The United States went for success -- the correct choice in the view of many economists and those in public policy circles - and the response worked. The U.S. and global financial systems did not collapse. Credit markets loosened. Commerece continued. And your ATM continued to dispense cash.

Success Had A Price: No (Immediate) Justice

However, in choosing success, there was a price -- one that the Occupy Wall Street movement seeking economic and fiscal reform is quick to point out: justice. As in lack thereof. As in some of the very precipitators of the financial crisis problem had to be deployed as part of the solution.

The tactic was invidious to some, appalling to others, but it was necessary, nonetheless.

Moreover, perhaps the most invidious, appalling action was the decision by the U.S. Federal Reserve to take over New York-based American International Group (AIG) in Sept. 2008 during its liquidity crisis. The Fed created an $85 billion credit facility, in exchange for 79.9 percent stock stake in AIG, to enable the company to meet increased collateral obligations stemming from a credit downgrade.

Later, in May 2009, the Fed and the U.S. Treasury increased its potential financial support to AIG with an investment as high as $79 billion, a $60 billion credit line and $52.5 billion to buy mortgage-backed assets owned or guaranteed by AIG, which upped the amount of funds available to the company to as much as $182.5 billion.

Fed's AIG Intervention: Invidious, Appalling, Necessary

The Fed's decision to take over AIG was invidious and appalling because AIG, ostensibly an insurance company, was, in practice, the world's largest hedge fund. AIG sold credit protection, or credit insurance, in the form of credit default swaps on collateralized debt obligations.

Credit default swaps are insurance on debt that can be traded. Insure the correct assets and an insurance company like AIG can make a lot of money. Insurance the wrong assets, or insure too many, and an insurance company like AIG can lose a lot of money; and, in AIG's case, if you sell so many credit default swaps, you cease, in a operational sense, to be an insurance company at all: you become a speculator, a de facto hedge fund.

Further, link those insurance policies to major institutional investors across a global financial network -- who assume they're going to get paid, and have that "safety" built in to their risk management, and the result is...

...A mandatory intervention by the U.S. Federal Reserve. No doubt it. Hand over the keys (or at least 79.9 percent of them).

AIG Symbolizes Financial Crisis

The AIG intervention has been detailed here because it both symbolizes and summarizes the financial crisis. One company says it all, and it's chronicled here to underscore to the uninitiated: the current crisis is a financial crisis, not a mere a debt crisis. The crisis is not due solely to people who took out mortgages they could not afford, or due to condominium builders/consortiums who constructed too many units, although those two factors contributed to the crisis. Rather, the crisis is also due to large institutions, such as AIG, that did incredibly reckless things, including leveraging at ratios that almost guaranteed they would fail, and taking too many positions that resulted in an insurance company morphing into a de facto hedge fund.
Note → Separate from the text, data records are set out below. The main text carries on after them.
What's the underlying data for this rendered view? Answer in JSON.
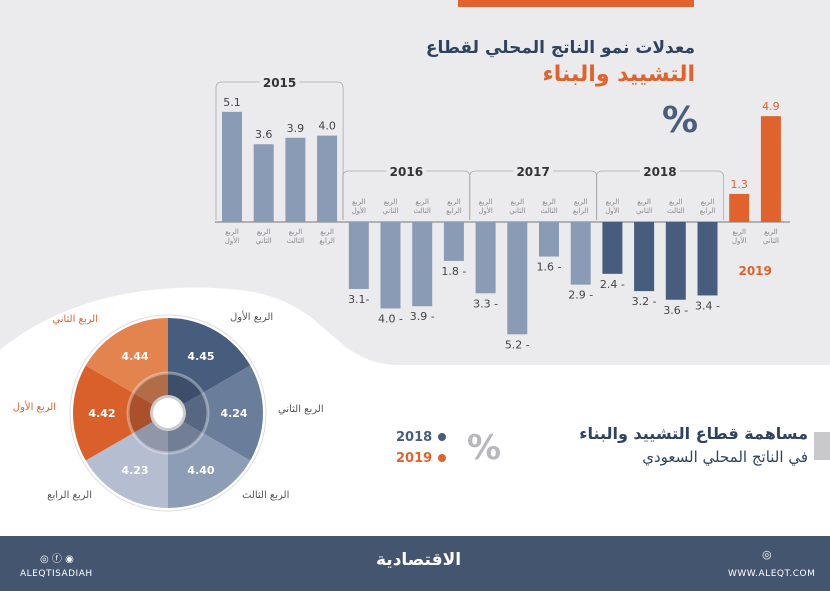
{
  "header": {
    "title_line1": "معدلات نمو الناتج المحلي لقطاع",
    "title_line2": "التشييد والبناء",
    "unit": "%"
  },
  "chart_data": [
    {
      "type": "bar",
      "title": "معدلات نمو الناتج المحلي لقطاع التشييد والبناء",
      "unit": "%",
      "groups": [
        {
          "year": "2015",
          "quarters": [
            "الربع الأول",
            "الربع الثاني",
            "الربع الثالث",
            "الربع الرابع"
          ],
          "values": [
            5.1,
            3.6,
            3.9,
            4.0
          ],
          "labels": [
            "5.1",
            "3.6",
            "3.9",
            "4.0"
          ],
          "color": "#8a9bb6"
        },
        {
          "year": "2016",
          "quarters": [
            "الربع الأول",
            "الربع الثاني",
            "الربع الثالث",
            "الربع الرابع"
          ],
          "values": [
            -3.1,
            -4.0,
            -3.9,
            -1.8
          ],
          "labels": [
            "3.1-",
            "4.0 -",
            "3.9 -",
            "1.8 -"
          ],
          "color": "#8a9bb6"
        },
        {
          "year": "2017",
          "quarters": [
            "الربع الأول",
            "الربع الثاني",
            "الربع الثالث",
            "الربع الرابع"
          ],
          "values": [
            -3.3,
            -5.2,
            -1.6,
            -2.9
          ],
          "labels": [
            "3.3 -",
            "5.2 -",
            "1.6 -",
            "2.9 -"
          ],
          "color": "#8a9bb6"
        },
        {
          "year": "2018",
          "quarters": [
            "الربع الأول",
            "الربع الثاني",
            "الربع الثالث",
            "الربع الرابع"
          ],
          "values": [
            -2.4,
            -3.2,
            -3.6,
            -3.4
          ],
          "labels": [
            "2.4 -",
            "3.2 -",
            "3.6 -",
            "3.4 -"
          ],
          "color": "#475d7e"
        },
        {
          "year": "2019",
          "quarters": [
            "الربع الأول",
            "الربع الثاني"
          ],
          "values": [
            1.3,
            4.9
          ],
          "labels": [
            "1.3",
            "4.9"
          ],
          "color": "#e0622c"
        }
      ]
    },
    {
      "type": "pie",
      "title": "مساهمة قطاع التشييد والبناء في الناتج المحلي السعودي",
      "unit": "%",
      "slices": [
        {
          "series": "2018",
          "label": "الربع الأول",
          "value": 4.45,
          "text": "4.45",
          "color": "#475d7e"
        },
        {
          "series": "2018",
          "label": "الربع الثاني",
          "value": 4.24,
          "text": "4.24",
          "color": "#6a7d9b"
        },
        {
          "series": "2018",
          "label": "الربع الثالث",
          "value": 4.4,
          "text": "4.40",
          "color": "#8e9db6"
        },
        {
          "series": "2018",
          "label": "الربع الرابع",
          "value": 4.23,
          "text": "4.23",
          "color": "#b4bed0"
        },
        {
          "series": "2019",
          "label": "الربع الأول",
          "value": 4.42,
          "text": "4.42",
          "color": "#d9602a"
        },
        {
          "series": "2019",
          "label": "الربع الثاني",
          "value": 4.44,
          "text": "4.44",
          "color": "#e3844f"
        }
      ]
    }
  ],
  "contribution": {
    "line1": "مساهمة قطاع التشييد والبناء",
    "line2": "في الناتج المحلي السعودي",
    "unit": "%",
    "legend": [
      {
        "label": "2018",
        "color": "#475d7e"
      },
      {
        "label": "2019",
        "color": "#e0622c"
      }
    ]
  },
  "footer": {
    "social_handle": "ALEQTISADIAH",
    "logo": "الاقتصادية",
    "website": "WWW.ALEQT.COM",
    "icons": [
      "instagram-icon",
      "facebook-icon",
      "twitter-icon",
      "globe-icon"
    ]
  }
}
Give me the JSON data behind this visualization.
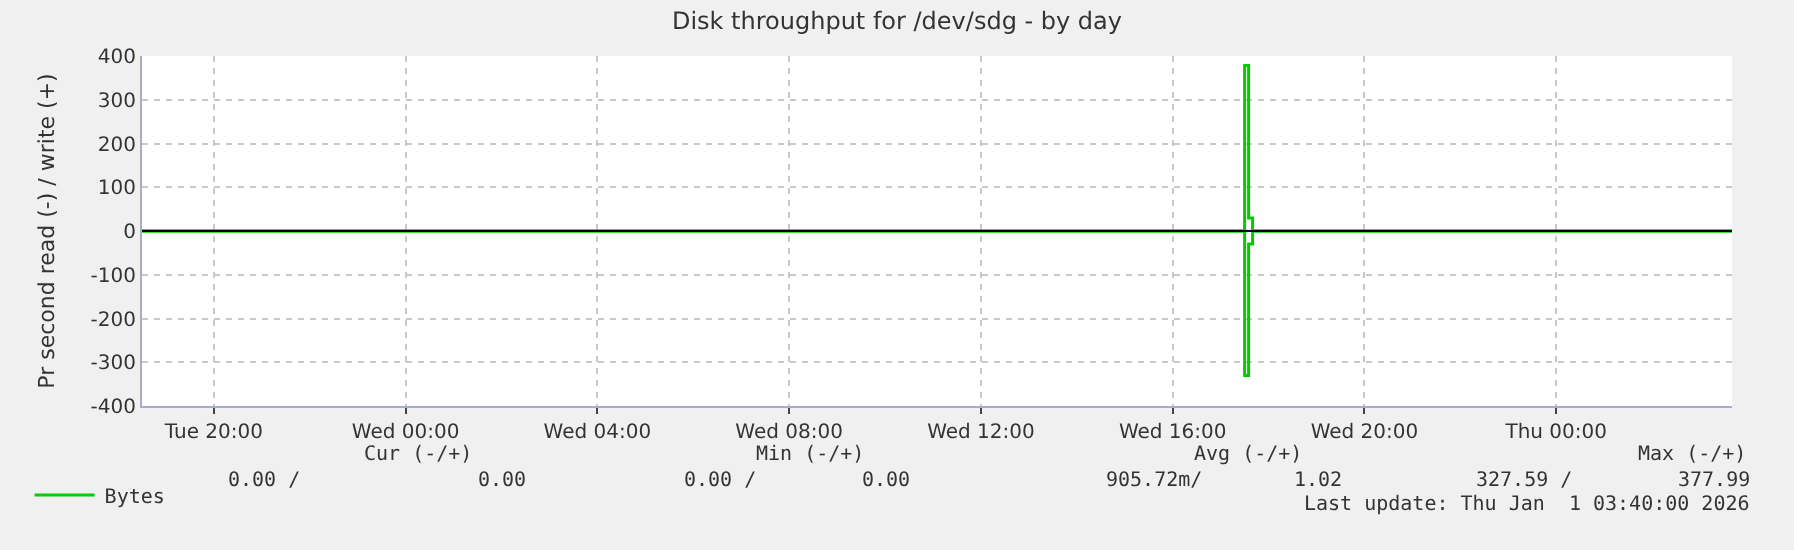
{
  "chart_data": {
    "type": "step",
    "title": "Disk throughput for /dev/sdg - by day",
    "ylabel": "Pr second read (-) / write (+)",
    "xlim": [
      "2025-12-30T18:30",
      "2026-01-01T03:40"
    ],
    "xticks": [
      {
        "value": "2025-12-30T20:00",
        "label": "Tue 20:00"
      },
      {
        "value": "2025-12-31T00:00",
        "label": "Wed 00:00"
      },
      {
        "value": "2025-12-31T04:00",
        "label": "Wed 04:00"
      },
      {
        "value": "2025-12-31T08:00",
        "label": "Wed 08:00"
      },
      {
        "value": "2025-12-31T12:00",
        "label": "Wed 12:00"
      },
      {
        "value": "2025-12-31T16:00",
        "label": "Wed 16:00"
      },
      {
        "value": "2025-12-31T20:00",
        "label": "Wed 20:00"
      },
      {
        "value": "2026-01-01T00:00",
        "label": "Thu 00:00"
      }
    ],
    "ylim": [
      -400,
      400
    ],
    "yticks": [
      -400,
      -300,
      -200,
      -100,
      0,
      100,
      200,
      300,
      400
    ],
    "series": [
      {
        "name": "Bytes",
        "color": "#00cc00",
        "x": [
          "2025-12-30T18:30",
          "2025-12-31T17:25",
          "2025-12-31T17:30",
          "2025-12-31T17:35",
          "2025-12-31T17:40",
          "2026-01-01T03:40"
        ],
        "values": [
          0,
          0,
          378,
          30,
          0,
          0
        ]
      },
      {
        "color": "#00cc00",
        "x": [
          "2025-12-30T18:30",
          "2025-12-31T17:25",
          "2025-12-31T17:30",
          "2025-12-31T17:35",
          "2025-12-31T17:40",
          "2026-01-01T03:40"
        ],
        "values": [
          0,
          0,
          -330,
          -30,
          0,
          0
        ]
      }
    ],
    "ref_lines": [
      {
        "axis": "y",
        "value": 0,
        "color": "#000000"
      }
    ],
    "grid": true,
    "legend": "bottom left",
    "annotations": [
      "Cur (-/+)",
      "Min (-/+)",
      "Avg (-/+)",
      "Max (-/+)",
      "0.00 /",
      "0.00",
      "0.00 /",
      "0.00",
      "905.72m/",
      "1.02",
      "327.59 /",
      "377.99",
      "Last update: Thu Jan  1 03:40:00 2026"
    ]
  }
}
In other words, whenever someone argues that the current crisis is a "debt crisis" immediately correct them: it's a financial crisis, and if they don't think institutions made outrageous, outlandish, reckless bets, just mention the letters A-I-G to them.

AIG constructed a business model that almost guaranteed a bankruptcy -- and with it quite possibly a financial system collapse -- largely due to financial recklessness.

Then also tell those who call it a "debt crisis" you have 182.5 billion reasons to prove the current predicament is a financial crisis.